As the initiator of most new military-to-military mechanisms between the two countries, the United States has always been keen to limit incidents stemming from Chinese reactions to its operations in East Asia, generally under the auspices of reducing “miscalculation.” China’s slowness to agree to those mechanisms reflects the privilege of its position as the initiator of those incidents and the control this provides it over how they escalate (or don’t), and if China controls escalation then they have less to fear about miscalculating it.

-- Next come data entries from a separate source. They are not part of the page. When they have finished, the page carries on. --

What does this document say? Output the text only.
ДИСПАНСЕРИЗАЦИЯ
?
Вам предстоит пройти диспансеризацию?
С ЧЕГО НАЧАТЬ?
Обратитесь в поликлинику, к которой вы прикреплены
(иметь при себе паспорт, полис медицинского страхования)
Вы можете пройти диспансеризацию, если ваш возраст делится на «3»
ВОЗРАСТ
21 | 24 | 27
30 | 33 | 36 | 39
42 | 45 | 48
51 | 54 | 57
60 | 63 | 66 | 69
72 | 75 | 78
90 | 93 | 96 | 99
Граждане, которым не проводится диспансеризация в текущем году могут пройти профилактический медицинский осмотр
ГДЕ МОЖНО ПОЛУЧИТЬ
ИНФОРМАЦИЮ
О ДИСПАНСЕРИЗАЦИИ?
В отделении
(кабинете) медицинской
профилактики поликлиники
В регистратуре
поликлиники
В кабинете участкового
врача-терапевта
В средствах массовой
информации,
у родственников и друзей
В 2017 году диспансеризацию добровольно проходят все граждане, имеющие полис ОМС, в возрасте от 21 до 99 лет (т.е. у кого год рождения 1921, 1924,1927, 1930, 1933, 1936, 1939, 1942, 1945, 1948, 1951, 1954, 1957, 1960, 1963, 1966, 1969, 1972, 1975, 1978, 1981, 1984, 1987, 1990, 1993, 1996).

Signed in 1998, the Military Maritime Consultative Agreement (MMCA) was one of the earliest formal contact mechanisms between the U.S. and Chinese militaries. While the United States may have originally envisioned an agreement modeled on the rules of conduct set up between the United States and the Soviet Union during the Cold War to avoid mishaps between their militaries, the MMCA ended up being little more than an agreement “to talk about talking,” as the U.S. Congressional Research Service later characterized it, and neither prevented nor resolved the 2001 U.S.-China aircraft collision over Hainan island.

Almost twenty years later, the United States and China did sign a series of memorandums of understanding (MOU) that included rules for the conduct of their respective ships and aircraft around each other. Contrary to the earlier U.S.-Soviet agreements, which used binding, obligatory language like “shall,” the U.S.-China MOUs are both explicitly voluntary and framed with optional language like “should” and “may.”

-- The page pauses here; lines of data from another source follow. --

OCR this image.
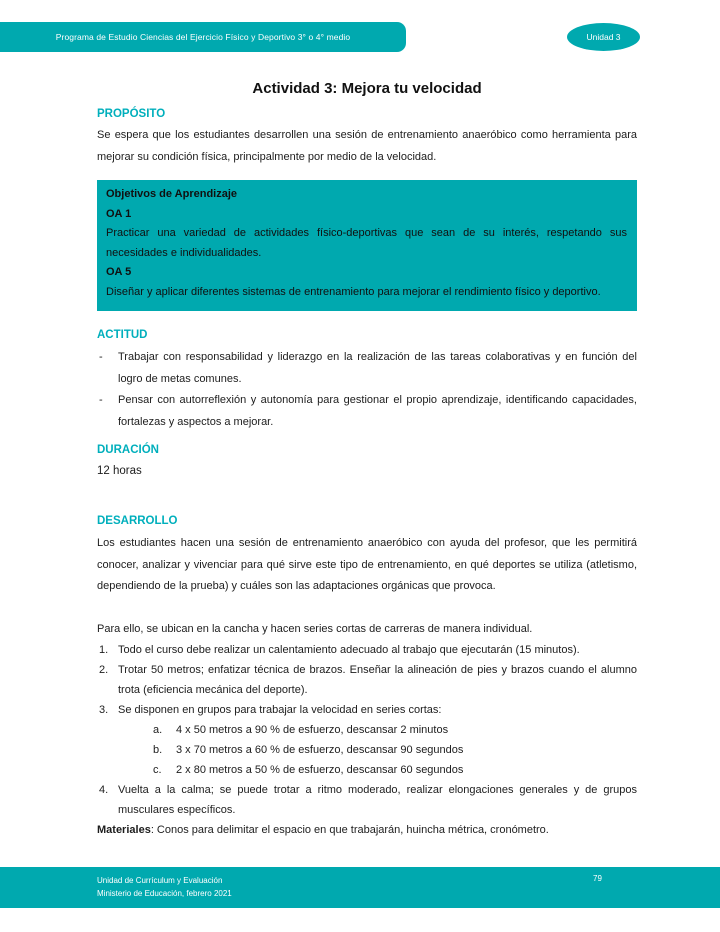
Programa de Estudio Ciencias del Ejercicio Físico y Deportivo 3° o 4° medio	Unidad 3
Actividad 3: Mejora tu velocidad
PROPÓSITO
Se espera que los estudiantes desarrollen una sesión de entrenamiento anaeróbico como herramienta para mejorar su condición física, principalmente por medio de la velocidad.
Objetivos de Aprendizaje
OA 1
Practicar una variedad de actividades físico-deportivas que sean de su interés, respetando sus necesidades e individualidades.
OA 5
Diseñar y aplicar diferentes sistemas de entrenamiento para mejorar el rendimiento físico y deportivo.
ACTITUD
-	Trabajar con responsabilidad y liderazgo en la realización de las tareas colaborativas y en función del logro de metas comunes.
-	Pensar con autorreflexión y autonomía para gestionar el propio aprendizaje, identificando capacidades, fortalezas y aspectos a mejorar.
DURACIÓN
12 horas
DESARROLLO
Los estudiantes hacen una sesión de entrenamiento anaeróbico con ayuda del profesor, que les permitirá conocer, analizar y vivenciar para qué sirve este tipo de entrenamiento, en qué deportes se utiliza (atletismo, dependiendo de la prueba) y cuáles son las adaptaciones orgánicas que provoca.
Para ello, se ubican en la cancha y hacen series cortas de carreras de manera individual.
1. Todo el curso debe realizar un calentamiento adecuado al trabajo que ejecutarán (15 minutos).
2. Trotar 50 metros; enfatizar técnica de brazos. Enseñar la alineación de pies y brazos cuando el alumno trota (eficiencia mecánica del deporte).
3. Se disponen en grupos para trabajar la velocidad en series cortas:
a.	4 x 50 metros a 90 % de esfuerzo, descansar 2 minutos
b.	3 x 70 metros a 60 % de esfuerzo, descansar 90 segundos
c.	2 x 80 metros a 50 % de esfuerzo, descansar 60 segundos
4. Vuelta a la calma; se puede trotar a ritmo moderado, realizar elongaciones generales y de grupos musculares específicos.
Materiales: Conos para delimitar el espacio en que trabajarán, huincha métrica, cronómetro.
Unidad de Currículum y Evaluación
Ministerio de Educación, febrero 2021
79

One of the principal motivations behind the United States’ push for the MOUs was to prevent dangerous intercepts of its surveillance aircraft, like as the one that resulted in that 2001 collision that caused the death of a Chinese pilot and left the U.S. aircrew being held for ten days after making an emergency landing on Hainan island. But the MOU’s language proscribing unsafe aircraft intercepts is highly subjective – it is up to the pilots involved to determine what constitutes “professional airmanship” and “safe separation” between the aircraft. Given this ambiguity, it should be of little surprise that subsequent accusations by the United States of unsafe intercepts of its surveillance flights are dismissed by China as having been professional and appropriate.

The U.S first pursued direct telephone links with the Chinese military after the Taiwan Strait Crisis in 1995 and 1996, but it would be another decade before the two countries actually agreed to establish them, and almost another decade after that until procedures were agreed upon to utilize those phone links for crisis communication. (And given the existence of these crisis protocols, it’s even less clear what this latest staff dialogue framework will contribute to crisis mitigation.)

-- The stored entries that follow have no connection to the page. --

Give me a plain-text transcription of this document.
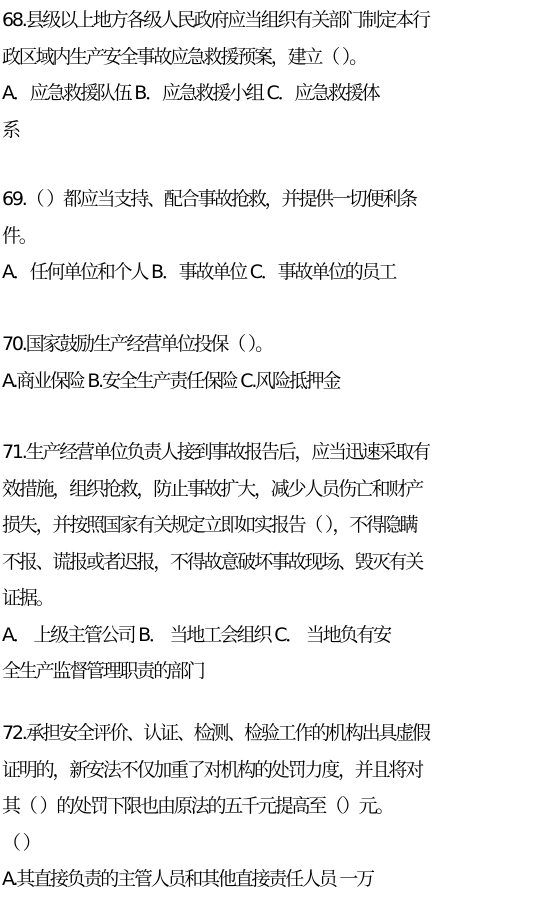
68.县级以上地方各级人民政府应当组织有关部门制定本行
政区域内生产安全事故应急救援预案，建立（ ）。
A．应急救援队伍 B．应急救援小组 C．应急救援体
系
69.（ ）都应当支持、配合事故抢救，并提供一切便利条
件。
A．任何单位和个人 B．事故单位 C．事故单位的员工
70.国家鼓励生产经营单位投保（ ）。
A.商业保险 B.安全生产责任保险 C.风险抵押金
71.生产经营单位负责人接到事故报告后，应当迅速采取有
效措施，组织抢救，防止事故扩大，减少人员伤亡和财产
损失，并按照国家有关规定立即如实报告（ ），不得隐瞒
不报、谎报或者迟报，不得故意破坏事故现场、毁灭有关
证据。
A． 上级主管公司 B． 当地工会组织 C． 当地负有安
全生产监督管理职责的部门
72.承担安全评价、认证、检测、检验工作的机构出具虚假
证明的，新安法不仅加重了对机构的处罚力度，并且将对
其（ ）的处罚下限也由原法的五千元提高至（）元。
（ ）
A.其直接负责的主管人员和其他直接责任人员 一万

The MOUs and other agreements between the United States and China on the conduct of ships and aircraft suffer from being simply encouraging rather than obligatory, and subjective rather than explicit. The new staff dialogues are unlikely to induce either the United States to reduce its surveillance activities or China to stop intercepting them. Nor would they have prevented something like China’s seizure of a U.S. Navy underwater research drone last December, nor is it clear they would have improved the discussions to secure its return, which China touted as “smooth” and already satisfactory to prevent “misunderstanding or miscalculation.”

Whether or not new staff dialogues could, it’s unclear how much reducing misunderstanding and miscalculation between the Chinese and U.S. militaries really matters. Miscalculation on the margins ultimately does not change the basic geopolitical disagreements that motivate their behavior, disagreements that neither military is in a position to abrogate, even if they wanted to.